Nature & Environment

What You Didn't Know about Your Christmas Tree This Holiday Season

Catherine Griffin
First Posted: Dec 21, 2014 10:37 AM EST

Each Christmas, families pick out evergreen trees to place in their homes. Festooned with lights and ornaments, these trees last just a short while for the holiday season. In the wild, though, these trees are some of the hardiest and most amazing to be found, surviving extreme temperatures. Here are just some of the things that you probably didn't know about your Christmas tree.

What you probably know as a "Christmas tree" is an evergreen conifer, and can be a spruce, fir or pine. These trees actually have the ability to withstand some of the coldest temperatures on earth in the boreal forests of Siberia. Here, winter temperatures regularly plummet to below -76 degrees Fahrenheit. Not only that, but the trees have to withstand little rainfall; precipitation often comes in the form of fog and snow with little rain during summer months.

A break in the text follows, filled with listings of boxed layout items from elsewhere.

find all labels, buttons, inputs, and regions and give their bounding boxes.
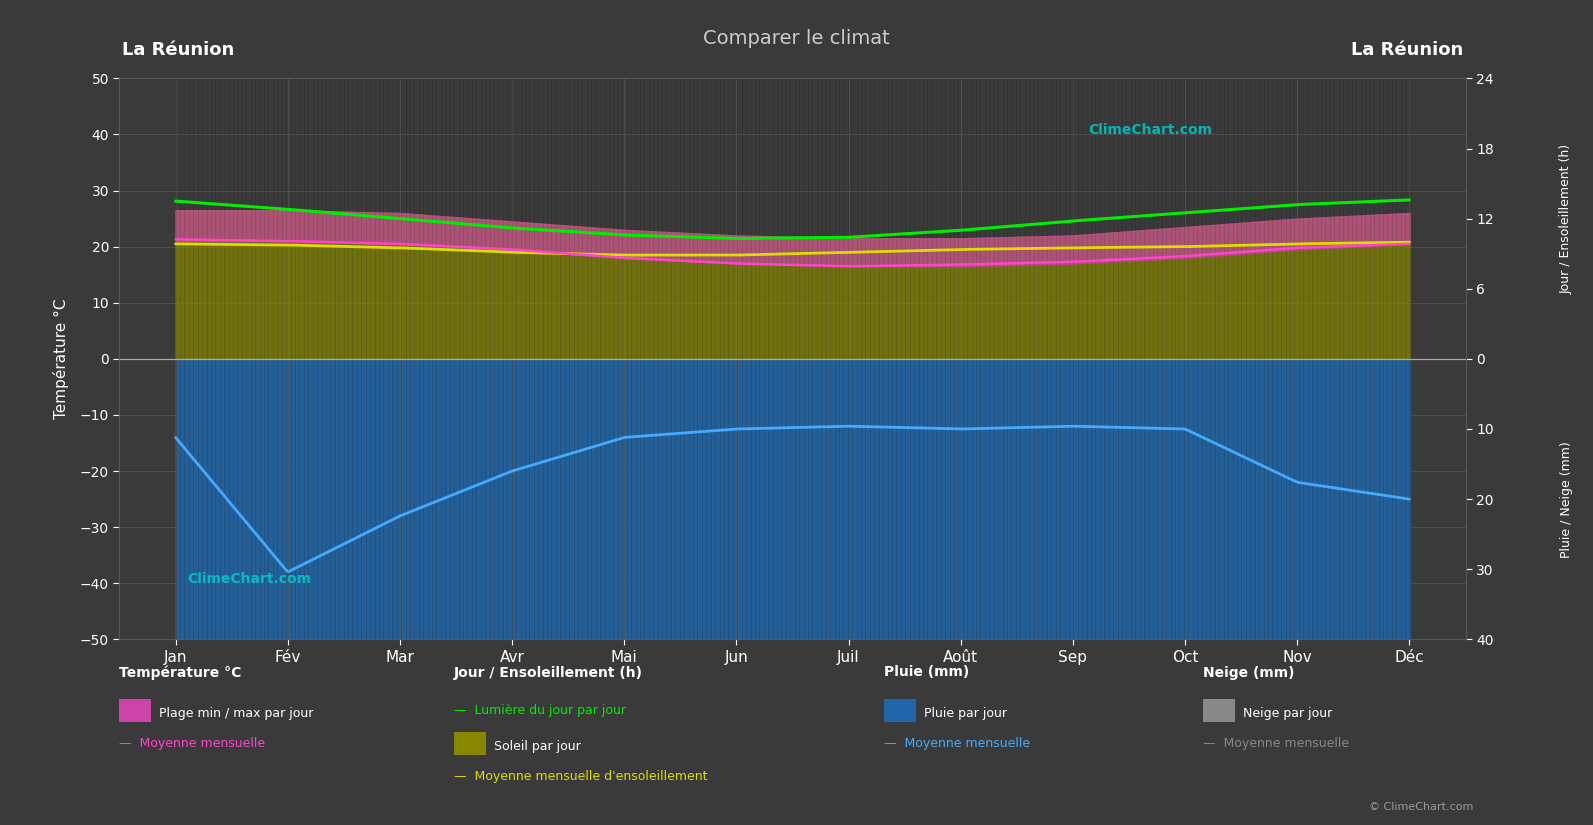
Text: —  Moyenne mensuelle: — Moyenne mensuelle — [1203, 737, 1349, 750]
Text: —  Lumière du jour par jour: — Lumière du jour par jour — [454, 704, 626, 717]
Y-axis label: Température °C: Température °C — [53, 299, 68, 419]
Text: © ClimeChart.com: © ClimeChart.com — [1368, 802, 1474, 812]
Text: —  Moyenne mensuelle: — Moyenne mensuelle — [119, 737, 266, 750]
Text: ClimeChart.com: ClimeChart.com — [1088, 124, 1212, 138]
Text: ClimeChart.com: ClimeChart.com — [186, 573, 311, 587]
Text: Neige par jour: Neige par jour — [1243, 707, 1332, 720]
Text: Jour / Ensoleillement (h): Jour / Ensoleillement (h) — [1560, 144, 1572, 294]
Text: La Réunion: La Réunion — [1351, 40, 1462, 59]
Text: Neige (mm): Neige (mm) — [1203, 666, 1294, 680]
Text: Pluie par jour: Pluie par jour — [924, 707, 1007, 720]
Text: Pluie (mm): Pluie (mm) — [884, 666, 970, 680]
Text: —  Moyenne mensuelle: — Moyenne mensuelle — [884, 737, 1031, 750]
Text: Pluie / Neige (mm): Pluie / Neige (mm) — [1560, 441, 1572, 558]
Text: Soleil par jour: Soleil par jour — [494, 740, 580, 753]
Text: La Réunion: La Réunion — [123, 40, 234, 59]
Text: Température °C: Température °C — [119, 665, 242, 680]
Text: Plage min / max par jour: Plage min / max par jour — [159, 707, 314, 720]
Text: Comparer le climat: Comparer le climat — [703, 29, 890, 48]
Text: —  Moyenne mensuelle d'ensoleillement: — Moyenne mensuelle d'ensoleillement — [454, 770, 707, 783]
Text: Jour / Ensoleillement (h): Jour / Ensoleillement (h) — [454, 666, 644, 680]
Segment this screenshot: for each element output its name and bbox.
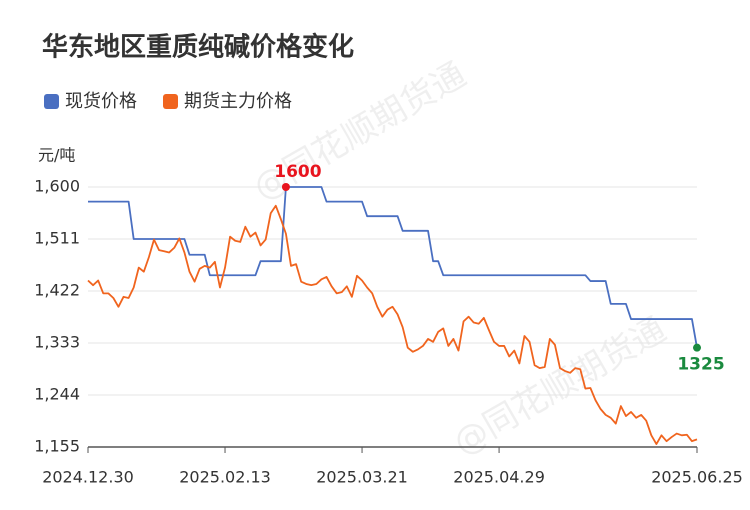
y-tick-label: 1,333 — [34, 333, 80, 352]
watermark: @同花顺期货通 — [247, 55, 473, 209]
x-tick-label: 2024.12.30 — [42, 468, 134, 487]
legend-swatch — [163, 94, 178, 109]
y-tick-label: 1,422 — [34, 281, 80, 300]
highlight-dot — [693, 343, 701, 352]
value-label: 1600 — [274, 162, 321, 182]
x-tick-label: 2025.03.21 — [316, 468, 408, 487]
x-tick-label: 2025.06.25 — [651, 468, 743, 487]
y-tick-label: 1,600 — [34, 177, 80, 196]
y-unit: 元/吨 — [38, 146, 75, 165]
legend-swatch — [44, 94, 59, 109]
series-line — [88, 186, 698, 348]
chart-title: 华东地区重质纯碱价格变化 — [42, 32, 354, 63]
highlight-dot — [281, 183, 290, 191]
y-tick-label: 1,511 — [34, 229, 80, 248]
legend-label: 期货主力价格 — [184, 91, 292, 112]
x-tick-label: 2025.04.29 — [453, 468, 545, 487]
x-tick-label: 2025.02.13 — [179, 468, 271, 487]
y-tick-label: 1,244 — [34, 385, 80, 404]
value-label: 1325 — [677, 355, 724, 375]
legend-label: 现货价格 — [65, 91, 137, 112]
series-line — [87, 204, 698, 445]
watermark: @同花顺期货通 — [447, 310, 673, 464]
y-tick-label: 1,155 — [34, 437, 80, 456]
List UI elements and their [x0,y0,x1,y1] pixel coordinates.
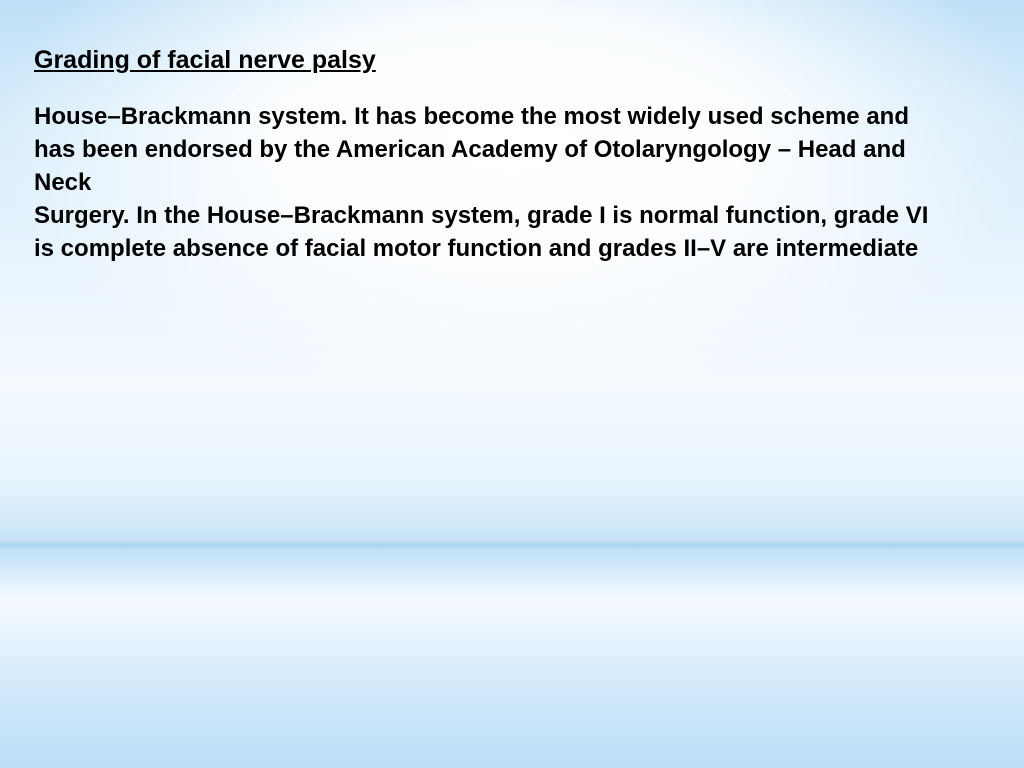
slide-content: Grading of facial nerve palsy House–Brac… [34,44,964,265]
body-line-1: House–Brackmann system. It has become th… [34,103,909,196]
slide-title: Grading of facial nerve palsy [34,44,964,78]
horizon-line [0,540,1024,550]
slide-background: Grading of facial nerve palsy House–Brac… [0,0,1024,768]
slide-body: House–Brackmann system. It has become th… [34,100,934,266]
body-line-2: Surgery. In the House–Brackmann system, … [34,202,928,262]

Conifers are also come of the longest-lived trees. As a group, pine trees are long-lived conifers. In fact, most varieties live over a century, and bristlecone pine trees in particular are known to leave to 4,800 years.

Christmas trees aren't just long-lived, though; they're also tall-really, really tall. In fact, the tallest Douglas fir tree in the world rises over 300 feet above the forest floor in Oregon; it's the tallest non-redwood conifer in the world. Most of the Christmas trees that sit in your living room are a mere 10 years old, in comparison.

While these trees are hardy, though, they may struggle with future climates. In fact, the taiga is already being converted into grassland with warmer temperatures.